C’est dans cette volonté de synthèse que peuvent surgir les désaccords. Car Villepin va jusqu’à avancer une série de propositions qui forment l’ébauche d’un programme. Il place la « diplomatie climatique » au cœur d’un « nouvel acte républicain » qui se veut refondateur tant pour la France que pour le monde. Il suggère d’inscrire la neutralité carbone en 2050 dans la Constitution, comme un objectif « contraignant et opposable ». Il appelle à « reprendre la main sur les secteurs stratégiques : énergie, eau, numérique, transports, alimentation ». Non pour interdire, mais « pour planifier ». Un message que ne renieraient pas de nombreux électeurs de gauche, y compris chez les insoumis.

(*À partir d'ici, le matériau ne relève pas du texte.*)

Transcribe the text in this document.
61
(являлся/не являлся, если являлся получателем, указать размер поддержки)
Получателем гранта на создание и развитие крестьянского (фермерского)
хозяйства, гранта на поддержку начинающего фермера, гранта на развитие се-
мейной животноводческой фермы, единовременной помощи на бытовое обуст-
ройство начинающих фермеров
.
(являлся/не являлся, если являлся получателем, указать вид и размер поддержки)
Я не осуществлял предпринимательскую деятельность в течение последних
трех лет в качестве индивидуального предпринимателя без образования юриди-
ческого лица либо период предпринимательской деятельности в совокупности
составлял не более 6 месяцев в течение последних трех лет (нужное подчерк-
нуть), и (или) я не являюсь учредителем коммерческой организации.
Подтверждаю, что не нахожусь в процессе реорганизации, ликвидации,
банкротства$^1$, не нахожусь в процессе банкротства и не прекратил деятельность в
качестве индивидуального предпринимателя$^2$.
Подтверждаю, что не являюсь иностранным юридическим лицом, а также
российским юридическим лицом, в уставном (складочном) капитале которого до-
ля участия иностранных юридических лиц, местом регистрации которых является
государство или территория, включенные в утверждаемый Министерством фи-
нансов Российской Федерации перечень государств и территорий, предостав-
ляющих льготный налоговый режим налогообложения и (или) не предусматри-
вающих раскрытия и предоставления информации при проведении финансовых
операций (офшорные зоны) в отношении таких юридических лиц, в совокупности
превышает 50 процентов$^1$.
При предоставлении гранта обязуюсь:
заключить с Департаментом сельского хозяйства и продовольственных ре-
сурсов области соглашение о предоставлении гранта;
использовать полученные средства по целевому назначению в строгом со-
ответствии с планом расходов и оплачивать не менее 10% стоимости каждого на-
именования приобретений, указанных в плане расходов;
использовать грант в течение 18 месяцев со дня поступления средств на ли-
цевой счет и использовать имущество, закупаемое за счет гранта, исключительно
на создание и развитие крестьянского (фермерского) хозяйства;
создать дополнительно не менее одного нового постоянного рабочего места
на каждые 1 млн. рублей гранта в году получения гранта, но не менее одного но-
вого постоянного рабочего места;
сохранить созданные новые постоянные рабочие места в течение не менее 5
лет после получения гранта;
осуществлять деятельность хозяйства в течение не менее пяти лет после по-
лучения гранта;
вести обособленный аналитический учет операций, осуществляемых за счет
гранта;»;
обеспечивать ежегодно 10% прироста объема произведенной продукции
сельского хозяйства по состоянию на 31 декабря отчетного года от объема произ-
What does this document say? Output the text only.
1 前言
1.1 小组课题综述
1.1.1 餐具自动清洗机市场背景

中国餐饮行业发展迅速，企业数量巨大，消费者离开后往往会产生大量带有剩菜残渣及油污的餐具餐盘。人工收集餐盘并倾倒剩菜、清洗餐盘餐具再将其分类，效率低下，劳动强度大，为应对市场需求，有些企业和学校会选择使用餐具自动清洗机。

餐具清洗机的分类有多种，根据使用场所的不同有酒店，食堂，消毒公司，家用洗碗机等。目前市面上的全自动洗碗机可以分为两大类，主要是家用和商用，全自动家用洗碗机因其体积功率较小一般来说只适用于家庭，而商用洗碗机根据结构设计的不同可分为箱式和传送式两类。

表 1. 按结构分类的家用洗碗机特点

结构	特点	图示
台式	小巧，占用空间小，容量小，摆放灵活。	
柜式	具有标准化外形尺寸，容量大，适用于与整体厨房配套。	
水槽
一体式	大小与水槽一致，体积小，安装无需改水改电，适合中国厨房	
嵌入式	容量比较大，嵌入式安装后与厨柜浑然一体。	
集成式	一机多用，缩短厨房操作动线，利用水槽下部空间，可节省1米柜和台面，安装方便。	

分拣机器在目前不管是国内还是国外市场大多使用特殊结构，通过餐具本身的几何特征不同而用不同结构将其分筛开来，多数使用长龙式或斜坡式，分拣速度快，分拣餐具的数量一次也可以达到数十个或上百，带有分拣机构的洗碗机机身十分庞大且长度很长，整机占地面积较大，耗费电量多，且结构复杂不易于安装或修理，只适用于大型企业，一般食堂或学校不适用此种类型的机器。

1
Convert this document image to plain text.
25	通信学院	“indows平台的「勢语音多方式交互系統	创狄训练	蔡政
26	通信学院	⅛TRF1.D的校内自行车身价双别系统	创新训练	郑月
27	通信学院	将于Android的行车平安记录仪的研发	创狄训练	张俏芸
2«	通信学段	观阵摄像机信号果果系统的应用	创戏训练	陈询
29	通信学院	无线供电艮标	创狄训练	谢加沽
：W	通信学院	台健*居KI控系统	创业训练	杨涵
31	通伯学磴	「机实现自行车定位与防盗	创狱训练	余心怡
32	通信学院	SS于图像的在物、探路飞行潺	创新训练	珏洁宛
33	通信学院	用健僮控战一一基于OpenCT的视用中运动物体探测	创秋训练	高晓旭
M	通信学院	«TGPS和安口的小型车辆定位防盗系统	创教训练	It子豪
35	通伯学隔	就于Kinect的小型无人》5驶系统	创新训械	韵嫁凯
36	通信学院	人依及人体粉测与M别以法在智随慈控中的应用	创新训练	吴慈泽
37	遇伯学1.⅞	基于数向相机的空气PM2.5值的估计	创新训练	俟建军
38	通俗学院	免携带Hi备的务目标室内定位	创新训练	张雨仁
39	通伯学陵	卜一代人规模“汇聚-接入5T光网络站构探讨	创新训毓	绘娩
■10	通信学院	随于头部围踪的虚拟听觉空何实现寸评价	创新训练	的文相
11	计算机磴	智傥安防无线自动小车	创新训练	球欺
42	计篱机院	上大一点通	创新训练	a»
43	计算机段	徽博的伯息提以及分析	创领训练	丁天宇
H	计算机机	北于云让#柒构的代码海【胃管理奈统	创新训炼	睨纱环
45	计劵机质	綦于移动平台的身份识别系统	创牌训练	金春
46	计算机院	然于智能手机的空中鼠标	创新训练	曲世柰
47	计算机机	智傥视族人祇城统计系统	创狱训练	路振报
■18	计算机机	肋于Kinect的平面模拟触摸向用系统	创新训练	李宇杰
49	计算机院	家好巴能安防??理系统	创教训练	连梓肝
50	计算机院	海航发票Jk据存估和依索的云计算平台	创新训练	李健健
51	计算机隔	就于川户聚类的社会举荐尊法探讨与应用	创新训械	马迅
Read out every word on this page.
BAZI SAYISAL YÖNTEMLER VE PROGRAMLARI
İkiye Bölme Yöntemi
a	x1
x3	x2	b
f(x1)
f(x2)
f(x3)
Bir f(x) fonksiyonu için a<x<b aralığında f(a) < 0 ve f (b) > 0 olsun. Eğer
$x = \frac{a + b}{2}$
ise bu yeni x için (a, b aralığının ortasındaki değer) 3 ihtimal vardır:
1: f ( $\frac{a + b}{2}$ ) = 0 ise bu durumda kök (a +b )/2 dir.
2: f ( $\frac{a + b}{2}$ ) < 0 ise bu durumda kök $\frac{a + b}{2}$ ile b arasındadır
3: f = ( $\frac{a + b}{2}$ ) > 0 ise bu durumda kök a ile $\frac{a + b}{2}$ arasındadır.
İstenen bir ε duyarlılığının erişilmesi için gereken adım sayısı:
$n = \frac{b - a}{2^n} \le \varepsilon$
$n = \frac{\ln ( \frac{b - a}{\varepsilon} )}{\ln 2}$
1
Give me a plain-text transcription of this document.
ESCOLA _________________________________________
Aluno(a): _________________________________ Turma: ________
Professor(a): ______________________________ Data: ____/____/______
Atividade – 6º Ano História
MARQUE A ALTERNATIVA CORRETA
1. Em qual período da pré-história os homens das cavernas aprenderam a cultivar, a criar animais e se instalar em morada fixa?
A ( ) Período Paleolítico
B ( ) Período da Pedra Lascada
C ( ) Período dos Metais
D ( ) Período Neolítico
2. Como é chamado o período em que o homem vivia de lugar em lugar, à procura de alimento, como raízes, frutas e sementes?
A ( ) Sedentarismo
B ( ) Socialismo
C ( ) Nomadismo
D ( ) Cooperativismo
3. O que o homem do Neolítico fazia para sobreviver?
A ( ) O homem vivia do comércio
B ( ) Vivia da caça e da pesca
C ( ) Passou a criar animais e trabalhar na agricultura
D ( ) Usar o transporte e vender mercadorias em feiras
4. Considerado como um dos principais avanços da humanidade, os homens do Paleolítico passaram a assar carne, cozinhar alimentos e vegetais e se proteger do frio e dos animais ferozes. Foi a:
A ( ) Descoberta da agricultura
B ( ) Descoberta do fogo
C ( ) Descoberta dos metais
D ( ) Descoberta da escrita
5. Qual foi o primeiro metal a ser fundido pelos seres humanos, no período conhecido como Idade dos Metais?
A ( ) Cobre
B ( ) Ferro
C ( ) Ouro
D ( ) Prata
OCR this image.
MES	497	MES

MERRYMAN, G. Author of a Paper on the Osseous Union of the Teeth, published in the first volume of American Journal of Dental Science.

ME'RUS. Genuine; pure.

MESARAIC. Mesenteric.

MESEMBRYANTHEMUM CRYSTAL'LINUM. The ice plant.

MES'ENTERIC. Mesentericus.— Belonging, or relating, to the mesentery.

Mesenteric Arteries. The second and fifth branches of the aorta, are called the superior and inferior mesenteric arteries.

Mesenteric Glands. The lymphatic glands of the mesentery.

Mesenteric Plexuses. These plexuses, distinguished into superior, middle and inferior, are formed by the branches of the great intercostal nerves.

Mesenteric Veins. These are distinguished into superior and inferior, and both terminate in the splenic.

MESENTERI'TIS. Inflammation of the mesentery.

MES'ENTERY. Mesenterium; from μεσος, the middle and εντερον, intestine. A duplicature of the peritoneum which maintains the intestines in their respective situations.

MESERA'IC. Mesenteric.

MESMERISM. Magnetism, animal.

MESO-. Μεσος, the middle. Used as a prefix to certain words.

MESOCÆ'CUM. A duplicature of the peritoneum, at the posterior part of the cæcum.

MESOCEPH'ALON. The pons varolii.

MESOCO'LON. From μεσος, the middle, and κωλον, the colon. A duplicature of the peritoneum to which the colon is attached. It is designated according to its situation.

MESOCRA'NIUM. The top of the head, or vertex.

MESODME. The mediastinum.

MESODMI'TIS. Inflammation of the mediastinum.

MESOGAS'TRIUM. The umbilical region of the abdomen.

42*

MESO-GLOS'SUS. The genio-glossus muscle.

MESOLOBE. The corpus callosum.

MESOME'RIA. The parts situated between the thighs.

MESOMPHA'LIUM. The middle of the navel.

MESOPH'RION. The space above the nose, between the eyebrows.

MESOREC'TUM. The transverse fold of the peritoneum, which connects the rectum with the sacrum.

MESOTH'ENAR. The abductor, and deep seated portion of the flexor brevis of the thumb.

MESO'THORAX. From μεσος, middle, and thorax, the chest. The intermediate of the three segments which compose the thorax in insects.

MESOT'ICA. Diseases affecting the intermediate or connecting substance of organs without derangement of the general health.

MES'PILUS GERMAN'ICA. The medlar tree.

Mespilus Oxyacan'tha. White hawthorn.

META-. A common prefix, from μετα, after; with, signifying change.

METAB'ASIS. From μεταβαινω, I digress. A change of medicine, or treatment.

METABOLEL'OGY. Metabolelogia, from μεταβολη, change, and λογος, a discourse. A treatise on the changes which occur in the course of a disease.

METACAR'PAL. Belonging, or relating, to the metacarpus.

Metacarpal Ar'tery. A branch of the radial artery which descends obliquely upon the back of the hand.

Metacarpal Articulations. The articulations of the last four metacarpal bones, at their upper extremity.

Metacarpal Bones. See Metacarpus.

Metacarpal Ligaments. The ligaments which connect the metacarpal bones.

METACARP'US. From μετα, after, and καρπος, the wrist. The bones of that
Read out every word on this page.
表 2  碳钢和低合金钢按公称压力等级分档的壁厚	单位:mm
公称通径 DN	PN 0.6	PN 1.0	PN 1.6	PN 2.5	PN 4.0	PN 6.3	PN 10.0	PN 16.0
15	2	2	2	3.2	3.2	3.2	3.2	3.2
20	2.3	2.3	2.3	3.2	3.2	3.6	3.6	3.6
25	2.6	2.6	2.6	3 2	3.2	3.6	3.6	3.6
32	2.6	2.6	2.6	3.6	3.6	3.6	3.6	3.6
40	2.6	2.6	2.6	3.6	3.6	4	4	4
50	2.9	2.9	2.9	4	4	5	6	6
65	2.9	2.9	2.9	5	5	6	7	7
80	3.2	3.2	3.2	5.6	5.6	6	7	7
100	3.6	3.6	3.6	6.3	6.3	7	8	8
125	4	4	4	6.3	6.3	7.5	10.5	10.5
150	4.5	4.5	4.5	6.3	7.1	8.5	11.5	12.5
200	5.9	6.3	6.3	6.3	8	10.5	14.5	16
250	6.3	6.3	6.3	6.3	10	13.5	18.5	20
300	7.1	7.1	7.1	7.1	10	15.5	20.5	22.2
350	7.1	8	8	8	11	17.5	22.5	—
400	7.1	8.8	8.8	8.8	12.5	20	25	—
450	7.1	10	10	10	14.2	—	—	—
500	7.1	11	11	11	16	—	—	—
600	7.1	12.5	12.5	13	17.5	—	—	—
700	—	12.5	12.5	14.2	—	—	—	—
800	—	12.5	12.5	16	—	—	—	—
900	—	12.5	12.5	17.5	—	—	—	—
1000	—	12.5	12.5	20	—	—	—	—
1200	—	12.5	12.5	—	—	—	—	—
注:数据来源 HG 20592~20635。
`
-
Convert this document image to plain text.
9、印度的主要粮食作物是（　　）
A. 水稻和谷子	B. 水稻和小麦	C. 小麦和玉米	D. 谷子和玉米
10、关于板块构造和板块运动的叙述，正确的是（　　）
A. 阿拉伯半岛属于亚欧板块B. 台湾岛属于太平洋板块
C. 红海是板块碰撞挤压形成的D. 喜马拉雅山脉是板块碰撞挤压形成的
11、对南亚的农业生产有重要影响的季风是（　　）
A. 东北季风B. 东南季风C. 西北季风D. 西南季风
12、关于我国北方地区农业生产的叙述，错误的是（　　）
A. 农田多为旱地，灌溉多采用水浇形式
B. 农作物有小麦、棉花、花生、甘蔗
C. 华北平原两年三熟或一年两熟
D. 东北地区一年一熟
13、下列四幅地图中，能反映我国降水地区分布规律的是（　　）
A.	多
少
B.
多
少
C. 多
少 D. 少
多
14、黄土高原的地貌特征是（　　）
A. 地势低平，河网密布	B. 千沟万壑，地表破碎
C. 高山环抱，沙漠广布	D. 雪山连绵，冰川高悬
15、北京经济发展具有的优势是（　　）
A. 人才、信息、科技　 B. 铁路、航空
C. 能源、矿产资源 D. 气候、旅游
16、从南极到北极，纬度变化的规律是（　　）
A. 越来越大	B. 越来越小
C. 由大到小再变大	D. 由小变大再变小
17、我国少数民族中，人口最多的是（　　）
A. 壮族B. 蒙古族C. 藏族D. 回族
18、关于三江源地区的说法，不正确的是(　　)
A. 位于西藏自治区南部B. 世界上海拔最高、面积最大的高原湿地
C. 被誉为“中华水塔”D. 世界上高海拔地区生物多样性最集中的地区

L’ancien Premier ministre propose aussi un plan quinquennal pour construire « 500 000 logements par an », autant pour des raisons énergétiques que pour « garantir à chacun les moyens de vivre dignement, de penser librement et de choisir sa voie sans être assigné à sa condition ». « Cela suppose une fiscalité équitable, qui corrige, redistribue et valorise l’effort, avec un accès réel aux droits fondamentaux : la santé, le logement, l’emploi, la mobilité », insiste-t-il.
Celui qui se réclame du gaullisme veut rassembler au-delà de son camp, mais il lui faudra lever certaines ambiguïtés. Comment se concrétiserait cette « fiscalité équitable » ? Que signifie ce « pas de côté » sur les retraites, sinon une échappatoire floue ? Sans réponses claires, ce manifeste pourrait bien n’être qu’un sursaut rhétorique, même s’il faut en saluer l’existence, tant la droite dont l’ancien premier ministre est issu, s’est enfoncée dans une faillite politique, morale et intellectuelle.